Bos Google jadi eksekutif termahal di AS

Sundar Pichai Hak atas foto Reuters
Image caption Sundar Pichai bergabung dengan Google pada tahun 2004 dan memimpin beberapa proyek.

Pimpinan eksekutif Google, Sundar Pichai, mendapat imbalan sekitar Rp2,7 triliun dalam bentuk saham, seperti terungkap dalam laporan kepada otorita bursa saham Amerika Serikat.

Imbalan itu membuat dia menjadi pimpinan eksekutif termahal di Amerika Serikat.

Pichai memimpin raksasa mesin pencari internet itu setelah dibentuknya perusahaan induk Alphabet, yang pada awal Februari menjadi perusahaan yang paling bernilai di Amerika Serikat.

Pria berusia 43 tahun tersebut mendapat 273.328 saham pada tanggal 3 Februari senilai US$199 juta atau Rp2,7 triliun.

Dengan pemberian saham baru tersebut makan total nilai saham yang dimiliki Pichai mendekati hampir Rp9 triliun.

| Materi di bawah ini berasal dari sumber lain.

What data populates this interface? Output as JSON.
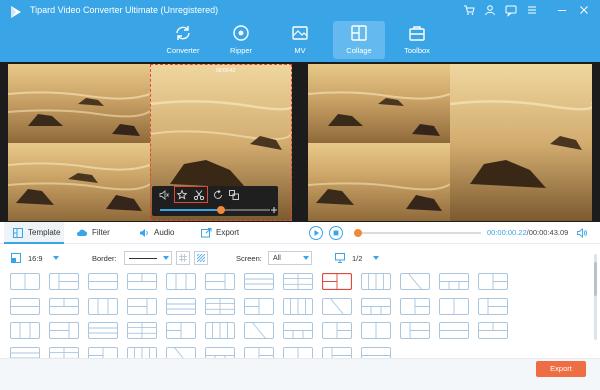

Adapun pendiri Google, Larry Page dan Serbey Brin, masing-masing memiliki kekayaan sebesar $34,6 miliar (Rp471 triliun) dan $33,9 miliar (Rp461) triliun, menurut majalah bisnis Forbes.

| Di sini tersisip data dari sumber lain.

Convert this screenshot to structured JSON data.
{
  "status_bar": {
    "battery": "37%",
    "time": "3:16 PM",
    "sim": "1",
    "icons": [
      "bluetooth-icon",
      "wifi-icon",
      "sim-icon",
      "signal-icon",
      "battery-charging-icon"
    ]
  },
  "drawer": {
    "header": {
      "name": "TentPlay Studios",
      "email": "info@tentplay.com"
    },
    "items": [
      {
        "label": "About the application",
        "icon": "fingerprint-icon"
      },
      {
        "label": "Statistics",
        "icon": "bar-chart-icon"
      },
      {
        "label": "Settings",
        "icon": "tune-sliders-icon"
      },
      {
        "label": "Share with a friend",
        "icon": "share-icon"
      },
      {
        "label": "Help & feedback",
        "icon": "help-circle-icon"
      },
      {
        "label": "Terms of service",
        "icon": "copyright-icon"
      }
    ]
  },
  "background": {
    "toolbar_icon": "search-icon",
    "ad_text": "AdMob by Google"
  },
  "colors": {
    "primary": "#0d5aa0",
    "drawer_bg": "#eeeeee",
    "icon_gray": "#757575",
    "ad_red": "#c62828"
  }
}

________________________________________________________

Sepuluh eksekutif 'termahal' tahun 2015

1. John Hammergren, perusahan farmasi McKesson: Rp1,7 triliun

2. Ralph Lauren, pendiri rumah mode Ralph Lauren: Rp908 miliar

3. Michael Fascitelli, investor real estate Vornado Realty: Rp877 miliar

4. Richard Kinder, prasarana energi Kinder Morgan: Rp829 miliar

5. David Cote, konglomerat Honeywell: Rp760 miliar

6. George Paz, layanan farmasi Express Scripts: Rp701 miliar

7. Jeffery H Boyd, situs perjalanan dan wisata Priceline.com: Rp683 miliar

8. Stephen Hemsley, perusahaan asuransi kesehatan UnitedHealth Group: Rp664 miliar

9. Clarence P Cazalot, Marathon Oil: Rp595 miliar

10. John C Martin, poerusahaan bioteknologi Gilead Sciences: Rp588 miliar

Sumber: Majalah Forbes. Angka mencakup pemberian saham pada tahun bersangkutan.

_______________________________________________________

Pichai bergabung dengan Google pada tahun 2004 dan memimpin beberapa proyek Google antara lain Google Chrome dan sistem operasi Chrome. Dia juga memimpin pengembangan Gmail dan Google Maps sebelum ditunjuk menjadi pimpinan puncak.

Berita tentang imbalan besar untuk Pichai dalam bentuk saham ini muncul setelah meningkatnya tekanan di Inggris untuk lebih mengawasi pajak yang dibayar Google.